Ok
here's a real sixties story. You know what they say about the sixties, if
you can
remember them you weren't there. Well I was there and for 33 years I didn't
know if I
really remembered this event or if was just a hallucination.
New
Year's Eve between 1968 and 1969 I went to the Shrine Auditorium to see POGO
(later
to be renamed POCO because Walt Kelley, creator of the Pogo comics, sued them),
LEE
MICHAELS & FROSTY, and the headliners CANNED HEAT. The people on the floor
of the
Shrine were packed like sardines. It was so hot and there was so much smoke
that
people were fainting to the floor around me.
At
the stroke of midnight Canned Heat took the stage.
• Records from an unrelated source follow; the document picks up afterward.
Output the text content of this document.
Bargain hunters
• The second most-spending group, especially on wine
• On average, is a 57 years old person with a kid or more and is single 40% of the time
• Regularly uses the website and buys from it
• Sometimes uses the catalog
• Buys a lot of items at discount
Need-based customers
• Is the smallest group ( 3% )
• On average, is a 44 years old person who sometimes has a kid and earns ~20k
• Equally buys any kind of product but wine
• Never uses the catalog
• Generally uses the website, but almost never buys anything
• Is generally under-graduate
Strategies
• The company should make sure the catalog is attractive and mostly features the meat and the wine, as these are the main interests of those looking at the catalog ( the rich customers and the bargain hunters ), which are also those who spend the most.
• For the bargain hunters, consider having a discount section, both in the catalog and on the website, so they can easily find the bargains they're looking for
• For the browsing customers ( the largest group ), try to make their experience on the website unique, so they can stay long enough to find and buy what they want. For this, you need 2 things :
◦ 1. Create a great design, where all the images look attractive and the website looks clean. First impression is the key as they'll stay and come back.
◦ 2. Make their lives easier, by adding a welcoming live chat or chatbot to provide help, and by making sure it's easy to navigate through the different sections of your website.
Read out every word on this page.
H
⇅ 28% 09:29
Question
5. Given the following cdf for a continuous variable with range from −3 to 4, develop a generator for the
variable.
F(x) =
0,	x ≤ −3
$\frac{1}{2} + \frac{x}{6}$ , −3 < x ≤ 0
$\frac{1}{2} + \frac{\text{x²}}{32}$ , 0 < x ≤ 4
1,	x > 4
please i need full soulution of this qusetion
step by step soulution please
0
I was there because I loved
the
Blind Owl. I was just learning to play harmonica and he was my man! I had
a good
spot near the stage, close enough to see everybody well, Alan "Blind
Owl" Wilson, Henry
"Sunflower" Vestine, Larry "The Mole" Taylor, "Fito"
De La Parra. But where was Bob
"The Bear" Hite? Just then the big front doors to the Shrine swung
open and there was
The Bear! He was riding high on the back of a baby elephant! And he plowed
that
elephant right through the packed crowd! As he got closer to the stage I could
see
that the baby elephant was painted day-glo purple with psychedelic slogans
and
designs!(Just like in that Peter Sellers movie "The Party") And
both the elephant and
The Bear were wearing nothing but matching diapers that had 69 painted on
their butts!
The Bear rode that elephant right up to the front of the stage, hopped off
and started
the "Fried Hockey Boogie". The crowd went nuts!
Years
passed and I started to doubt I ever saw that elephant. I'd taken a bus to
the
concert alone and hitchhiked home (hitchhiking was still a common and safe
mode of
transportation for 14 year old boys in 1968) and my friends just thought I
was trippin
when I tried to convince them of what I'd seen.
But
then last year I bought a book called "Livin The Blues" the Canned
Heat Story by
Fito De La Parra. My heart skipped a beat when there, in the middle of the
book, was
a photo of the legendary purple elephant in the middle of the Shrine and I
could even
see myself in the crowd! Instant validation after all these years!
They
sure couldn't get away with anything like that in a concert today! The animal
rights people and the liability lawyers and insurance companies would have
a shitfit!
But back then, according to the book, the biggest hurdle was just convincing
the Bear
to get up on the elephant! He had no idea that their manager had arranged
the stunt!
So that's my story. And don't forget to boogie!